Dn 7, 13-14 ; Ap 1, 5-8 ; Jn 18, 33b-37
Fête du Christ-Roi - année B (24 novembre 1985)
Homélie du Frère Daniel BOURGEOIS
"Tu l'as dit, Je suis Roi et Je suis venu dans le monde pour rendre témoignage à la vérité". Lorsqu'on examine les origines chrétiennes et ce qu'on appelle habituellement les titres du Christ, c'est-à-dire la manière dont le Christ a été proclamé Seigneur et Fils de Dieu, par la communauté chrétienne, après sa mort et sa Résurrection, on remarque un trait assez étonnant : très vite, on Lui a attribué le titre de roi, on même pris le titre le plus glorieux qui soit à cette époque-là et qui était hérité des grandes dynasties babyloniennes ou assyriennes, c'est-à-dire un titre " à redoublement": "Roi des Rois, et Seigneur des Seigneurs". La plupart du temps, lorsqu'on constate cela, on imagine que les premiers chrétiens auraient joué la carte de la "surenchère du pouvoir", parce qu'évidemment la meilleure manière de faire comprendre que le Christ était le personnage le plus important et le plus décisif de l'histoire, c'était de Lui accorder ce titre royal.
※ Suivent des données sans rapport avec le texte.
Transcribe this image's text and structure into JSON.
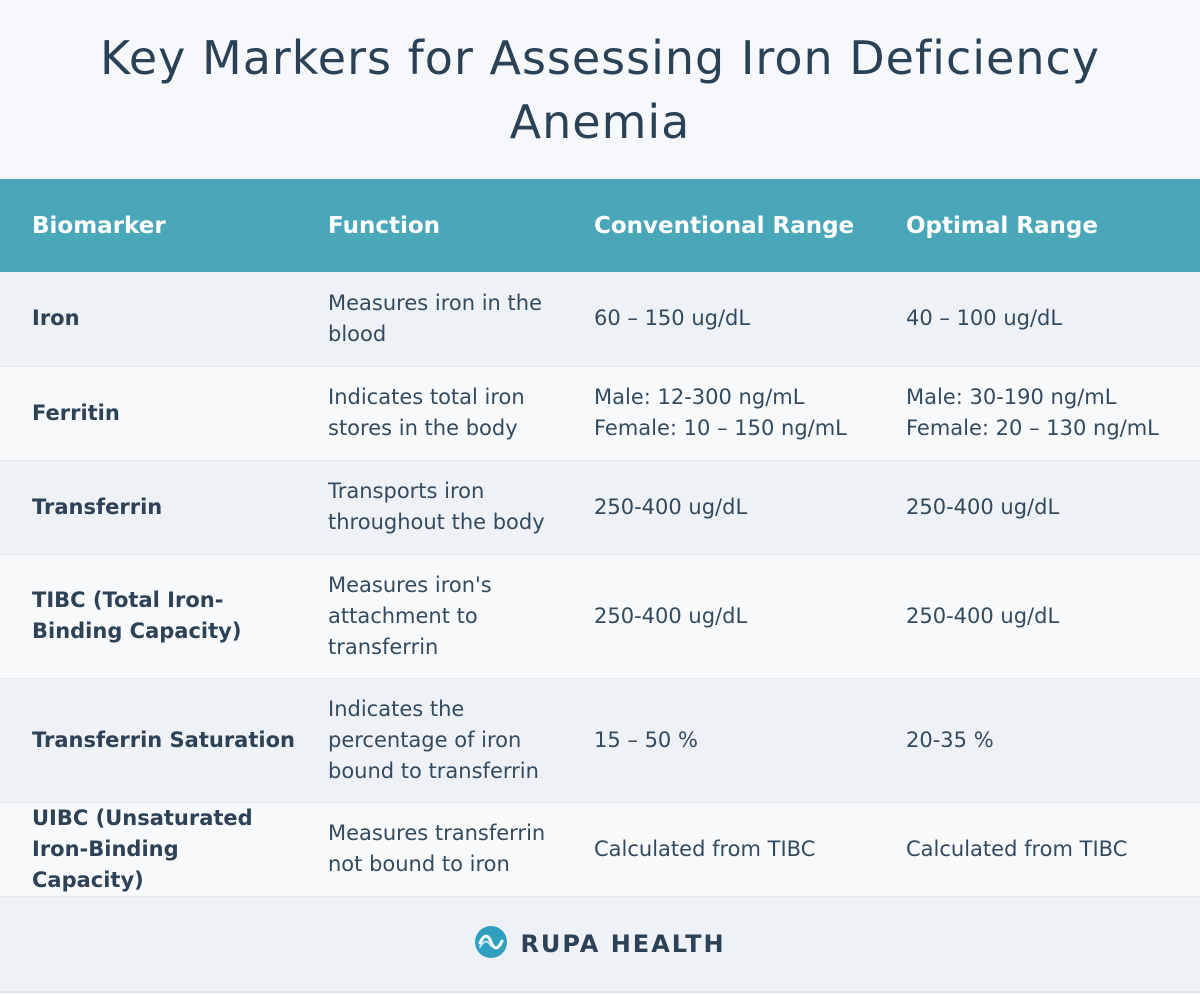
{
  "title": "Key Markers for Assessing Iron Deficiency Anemia",
  "table": {
    "headers": [
      "Biomarker",
      "Function",
      "Conventional Range",
      "Optimal Range"
    ],
    "rows": [
      {
        "biomarker": "Iron",
        "function": "Measures iron in the blood",
        "conventional": "60 – 150 ug/dL",
        "optimal": "40 – 100 ug/dL"
      },
      {
        "biomarker": "Ferritin",
        "function": "Indicates total iron stores in the body",
        "conventional": "Male: 12-300 ng/mL\nFemale: 10 – 150 ng/mL",
        "optimal": "Male: 30-190 ng/mL\nFemale: 20 – 130 ng/mL"
      },
      {
        "biomarker": "Transferrin",
        "function": "Transports iron throughout the body",
        "conventional": "250-400 ug/dL",
        "optimal": "250-400 ug/dL"
      },
      {
        "biomarker": "TIBC (Total Iron-Binding Capacity)",
        "function": "Measures iron's attachment to transferrin",
        "conventional": "250-400 ug/dL",
        "optimal": "250-400 ug/dL"
      },
      {
        "biomarker": "Transferrin Saturation",
        "function": "Indicates the percentage of iron bound to transferrin",
        "conventional": "15 – 50 %",
        "optimal": "20-35 %"
      },
      {
        "biomarker": "UIBC (Unsaturated Iron-Binding Capacity)",
        "function": "Measures transferrin not bound to iron",
        "conventional": "Calculated from TIBC",
        "optimal": "Calculated from TIBC"
      }
    ]
  },
  "footer": {
    "brand": "RUPA HEALTH",
    "logo_icon": "rupa-wave-logo-icon"
  },
  "colors": {
    "header_bg": "#4aa7ba",
    "text": "#2e4257",
    "logo": "#2f9fc0"
  }
}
Cette pratique était couramment utilisée dans les différentes religions orientales qu'elles viennent d'Égypte, de Syrie ou d'Asie mineure, chaque fois, pour exalter tel Dieu, on lui donnait des titres royaux, c'était très convaincant, et puis surtout cela donnait un certain sentiment de sécurité parce qu'on appartenait au dieu qui était le plus fort, le plus grand, le plus beau, celui qui avait pouvoir sur tous les autres. En réalité si les chrétiens avaient uniquement joué cette carte de "la surenchère verbale du pouvoir", tout cela aurait été bien dérisoire. En effet que signifie pour un martyr en train d'être hué et conspué dans l'amphithéâtre, de déclarer que son Seigneur est roi quand il va se faire manger par les lions, sans recevoir aucun secours de ce roi ? Que signifie, dans une société aussi "évoluée" que celle de l'empire romain, à cette époque-là, de dire que le roi auquel on croit a été crucifié, c'est-à-dire qu'il a enduré la mort des esclaves, des assassins et des malfaiteurs ? Si vraiment la foi chrétienne consistait uniquement à la surenchère du pouvoir, quelle dérision !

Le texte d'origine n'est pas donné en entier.